De repente, começámos a falar de projetos, de sonhos, de poesia, de futuro, de liberdade. Ouvíamos notícias, líamos panfletos, fazíamos comunicados, comentávamos entre nós o que tinha mudado e o que ainda podia mudar. Era como se tivéssemos acordado de um longo silêncio.
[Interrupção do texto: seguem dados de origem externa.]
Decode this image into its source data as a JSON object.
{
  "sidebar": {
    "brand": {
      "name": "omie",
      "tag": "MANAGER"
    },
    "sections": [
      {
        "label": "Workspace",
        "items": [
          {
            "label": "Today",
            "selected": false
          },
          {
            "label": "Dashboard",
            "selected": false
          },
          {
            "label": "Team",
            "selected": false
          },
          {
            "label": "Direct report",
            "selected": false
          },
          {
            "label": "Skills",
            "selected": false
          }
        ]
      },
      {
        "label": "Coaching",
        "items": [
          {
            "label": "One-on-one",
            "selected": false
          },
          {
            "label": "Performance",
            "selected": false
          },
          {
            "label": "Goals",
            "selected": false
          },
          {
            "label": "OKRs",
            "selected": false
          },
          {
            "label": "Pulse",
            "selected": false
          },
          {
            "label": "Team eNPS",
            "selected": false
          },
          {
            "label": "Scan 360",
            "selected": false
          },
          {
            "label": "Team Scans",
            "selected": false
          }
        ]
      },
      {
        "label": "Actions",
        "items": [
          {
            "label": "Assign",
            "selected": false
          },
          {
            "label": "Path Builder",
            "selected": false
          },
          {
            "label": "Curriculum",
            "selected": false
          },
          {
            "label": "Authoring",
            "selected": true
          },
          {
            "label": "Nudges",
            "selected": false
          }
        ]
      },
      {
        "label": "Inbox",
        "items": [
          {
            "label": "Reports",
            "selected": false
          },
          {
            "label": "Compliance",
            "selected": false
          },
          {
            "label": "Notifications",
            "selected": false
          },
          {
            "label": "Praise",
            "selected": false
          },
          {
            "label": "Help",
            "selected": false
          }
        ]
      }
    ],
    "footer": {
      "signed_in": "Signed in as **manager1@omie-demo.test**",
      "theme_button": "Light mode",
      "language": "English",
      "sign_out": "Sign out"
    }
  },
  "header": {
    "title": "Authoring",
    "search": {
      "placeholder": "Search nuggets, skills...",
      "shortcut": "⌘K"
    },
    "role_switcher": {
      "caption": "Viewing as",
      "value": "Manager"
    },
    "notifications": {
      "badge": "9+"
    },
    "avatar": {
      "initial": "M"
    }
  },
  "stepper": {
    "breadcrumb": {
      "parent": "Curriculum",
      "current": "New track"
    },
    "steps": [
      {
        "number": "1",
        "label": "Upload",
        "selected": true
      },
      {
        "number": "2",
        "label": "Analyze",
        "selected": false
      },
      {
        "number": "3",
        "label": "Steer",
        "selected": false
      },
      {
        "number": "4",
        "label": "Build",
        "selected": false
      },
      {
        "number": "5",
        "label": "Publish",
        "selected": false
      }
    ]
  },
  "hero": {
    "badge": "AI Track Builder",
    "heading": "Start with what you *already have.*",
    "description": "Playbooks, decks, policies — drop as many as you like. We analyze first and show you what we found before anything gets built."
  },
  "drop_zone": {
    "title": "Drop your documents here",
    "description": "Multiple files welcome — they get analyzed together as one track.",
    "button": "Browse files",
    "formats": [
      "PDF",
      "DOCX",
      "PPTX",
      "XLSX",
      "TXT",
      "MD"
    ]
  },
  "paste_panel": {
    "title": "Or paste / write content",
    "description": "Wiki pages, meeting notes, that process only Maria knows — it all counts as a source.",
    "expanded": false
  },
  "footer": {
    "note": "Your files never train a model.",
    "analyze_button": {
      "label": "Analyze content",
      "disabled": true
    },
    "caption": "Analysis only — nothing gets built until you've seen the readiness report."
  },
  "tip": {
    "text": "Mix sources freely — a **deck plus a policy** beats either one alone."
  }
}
Eu estava lá. Era um deles. Um dos alunos que ajudaram a dar corpo à primeira Associação de Estudantes do Liceu Nacional de Bragança. Antes, os estudantes eram “representados” pela Academia, com funções mais limitadas e controladas. Depois da Revolução, abrimos caminho para uma nova forma de organização estudantil, mais livre, mais crítica, mais próxima dos anseios da juventude.
O nosso amigo Manuel Vitorino, como Presidente da última Academia do Liceu, penso que em parceria com a Rosalia Vargas, poderá, se assim entender, valorizar, enriquecer, corrigir e acrescentar o que possa ajudar a que esta minha memória não se afaste da realidade que todos os que lá estiveram… sentiram.
Vivíamos tudo com intensidade. Era um tempo de esperança, de discussão e de aprendizagem coletiva. Não tínhamos todas as respostas, mas tínhamos a vontade de construir. E essa vontade era a maior força da nossa geração e que, em muitos, ainda hoje se mantém.